David Hockney’s association with the Yorkshire Wolds stretches back to the early 1950s when as a young man he spent two summers stooking corn on farmland in the area. In the late 1990s he returned to Yorkshire to be with his aging mother and to visit the ailing art gallery proprietor, Jonathan Silver. His childhood friend, it seems, encouraged Hockney to paint the East Yorkshire landscape and ‘The Road to York Through Sledmere‘, ‘The Road Across the Wolds‘ (both 1997) and ‘Garrowby Hill‘ (1998) were the result. After both his mother and friend died Hockney settled in the area, moving in to the home he had bought his mother in Bridlington. He began to sketch, paint and capture on iPad his favourite locations, revisiting them many times throughout the seasons; ‘Bigger Trees near Warter‘ needed to be completed during the winter before the sycamores came in to leaf and other places, most notably along Woldgate, were painted during ‘Action Week’ when covered in Hawthorn blossom.
Even before a well-received exhibition of ‘A Bigger Picture’ at the Royal Academy in 2012, Visit Hull & East Yorkshire tried to raise the profile of ‘Hockney Country’ and bring tourists in to this relatively overlooked part of the county. At some point those responsible for tourism in East Yorkshire and the Wolds, with the help of Rupert Douglas, set about creating eight (later nine) ‘Big Skies Bike Rides’, borrowing a phrase Hockney used to describe the skies over the American West. The Yorkshire Wolds Cycle Route includes a number of Hockney locations; however, despite most of those short, circular Big Skies Bike Rides covering the roads travelled by Hockney, there doesn’t seem to have been any attempt made to combine all of the locations chosen by the man himself and link them all together.
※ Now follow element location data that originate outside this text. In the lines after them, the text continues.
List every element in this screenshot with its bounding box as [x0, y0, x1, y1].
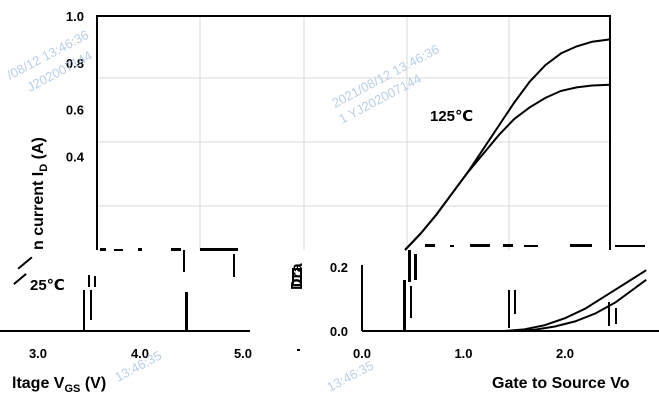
glitch-bar	[450, 245, 454, 247]
glitch-bar	[410, 286, 412, 318]
main-series-group	[404, 38, 611, 251]
right-strip-panel: 0.2 0.0 0.0 1.0 2.0 Dra Gate to Source Vo	[289, 260, 659, 392]
glitch-bar	[90, 290, 92, 320]
y-tick-label: 0.6	[66, 103, 84, 118]
glitch-bar	[470, 244, 490, 247]
series-line-1	[404, 38, 611, 251]
annotation-125c: 125℃	[430, 108, 473, 125]
right-x-axis-label: Gate to Source Vo	[492, 375, 630, 392]
glitch-bar	[94, 276, 96, 287]
glitch-bar	[514, 290, 516, 314]
glitch-bar	[233, 254, 235, 277]
glitch-bar	[508, 290, 510, 328]
right-series-group	[504, 269, 647, 332]
glitch-bar	[88, 275, 90, 287]
x-tick-label: 4.0	[131, 346, 149, 361]
y-tick-label: 0.0	[330, 324, 348, 339]
glitch-bar	[114, 249, 123, 251]
left-strip-panel: 25℃ 3.0 4.0 5.0 ltage VGS (V)	[0, 277, 252, 395]
left-x-ticks: 3.0 4.0 5.0	[29, 346, 252, 361]
main-y-ticks: 1.0 0.8 0.6 0.4	[66, 9, 85, 164]
glitch-bar	[183, 250, 185, 272]
glitch-bar	[297, 349, 300, 351]
y-tick-label: 0.2	[330, 260, 348, 275]
y-axis-label: n current ID (A)	[30, 137, 50, 250]
glitch-bar	[171, 248, 181, 251]
main-plot-panel: 1.0 0.8 0.6 0.4 125℃ n current ID (A)	[30, 9, 611, 251]
watermark-text: 13:46:35	[324, 358, 376, 395]
glitch-bar	[570, 244, 592, 247]
x-tick-label: 5.0	[234, 346, 252, 361]
glitch-bar	[403, 280, 406, 330]
x-tick-label: 0.0	[353, 346, 371, 361]
glitch-bar	[503, 244, 513, 247]
glitch-cut	[294, 270, 300, 284]
glitch-bar	[425, 244, 435, 247]
y-tick-label: 1.0	[66, 9, 84, 24]
y-tick-label: 0.8	[66, 56, 84, 71]
glitch-bar	[408, 250, 411, 282]
left-x-axis-label: ltage VGS (V)	[12, 375, 106, 395]
annotation-25c: 25℃	[30, 277, 65, 294]
plot-frame	[96, 15, 611, 250]
glitch-bar	[185, 292, 188, 330]
right-series-line-2	[504, 269, 647, 332]
glitch-bar	[17, 256, 33, 270]
glitch-bar	[414, 254, 417, 280]
glitch-bar	[615, 245, 645, 247]
glitch-bar	[138, 248, 142, 251]
x-tick-label: 1.0	[454, 346, 472, 361]
right-ticks: 0.2 0.0 0.0 1.0 2.0	[330, 260, 574, 361]
glitch-bar	[83, 290, 85, 330]
x-tick-label: 3.0	[29, 346, 47, 361]
glitch-bar	[100, 248, 106, 251]
glitch-bar	[524, 245, 538, 247]
glitch-bar	[608, 302, 610, 326]
glitch-bar	[200, 248, 238, 251]
right-y-label-fragment: Dra	[289, 263, 306, 290]
glitch-bar	[615, 308, 617, 324]
corrupted-band	[13, 244, 645, 351]
right-series-line-1	[514, 278, 647, 332]
glitch-bar	[13, 273, 27, 285]
y-tick-label: 0.4	[66, 149, 85, 164]
x-tick-label: 2.0	[556, 346, 574, 361]
series-line-2	[404, 83, 610, 251]
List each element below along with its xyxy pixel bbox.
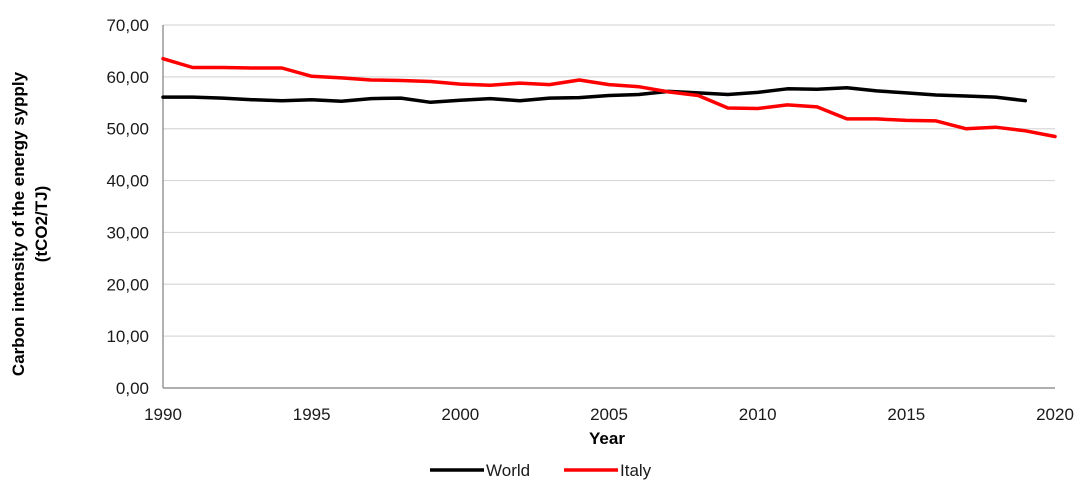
series-line-italy — [161, 56, 1057, 139]
y-tick-label: 40,00 — [106, 172, 149, 191]
x-tick-label: 2000 — [441, 405, 479, 424]
x-tick-label: 1995 — [293, 405, 331, 424]
legend-item-italy: Italy — [564, 461, 652, 480]
legend: World Italy — [430, 461, 652, 480]
axes — [162, 25, 1055, 389]
legend-label-world: World — [486, 461, 530, 480]
y-tick-label: 60,00 — [106, 68, 149, 87]
x-tick-label: 2010 — [739, 405, 777, 424]
x-tick-label: 2020 — [1036, 405, 1074, 424]
x-tick-label: 2015 — [887, 405, 925, 424]
y-tick-label: 70,00 — [106, 16, 149, 35]
y-axis-title-line2: (tCO2/TJ) — [32, 186, 51, 263]
y-axis-title: Carbon intensity of the energy sypply (t… — [9, 71, 51, 376]
series-lines — [161, 56, 1057, 139]
x-tick-labels: 1990 1995 2000 2005 2010 2015 2020 — [144, 405, 1074, 424]
x-tick-label: 1990 — [144, 405, 182, 424]
x-tick-label: 2005 — [590, 405, 628, 424]
legend-label-italy: Italy — [620, 461, 652, 480]
y-tick-label: 50,00 — [106, 120, 149, 139]
y-tick-label: 20,00 — [106, 275, 149, 294]
y-tick-label: 30,00 — [106, 223, 149, 242]
y-tick-label: 10,00 — [106, 327, 149, 346]
series-line-world — [161, 85, 1028, 105]
y-tick-label: 0,00 — [116, 379, 149, 398]
y-axis-title-line1: Carbon intensity of the energy sypply — [9, 71, 28, 376]
legend-item-world: World — [430, 461, 530, 480]
x-axis-title: Year — [589, 429, 625, 448]
y-tick-labels: 0,00 10,00 20,00 30,00 40,00 50,00 60,00 70,00 — [106, 16, 149, 398]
This post aims to do just that. ‘Hockney Trail: A Cyclist’s Route’ is a little over 100 miles and (with the exception of the busy A166 at Garrowby Hill) takes in virtually all of the places studied by ‘Britain’s favourite living artist’.
In trying to avoid main roads as much as possible – and to limit going over the same ground – the route falls naturally in to two distinct parts. The eastern section goes out to the coast through Kilham via Thwing and then Rudston and the standing stone there before returning again through Kilham after the shallow climb of Woldgate. The western section sits entirely within the “candidate area” currently being assessed by Natural England for Area of Outstanding Natural Beauty status. (It seems fair to suggest that the epithet ‘Hockney Country’ has given some renewed impetus for this long overdue designation.) The western section is less spread out and is a loop taking in a number of Wolds favourites.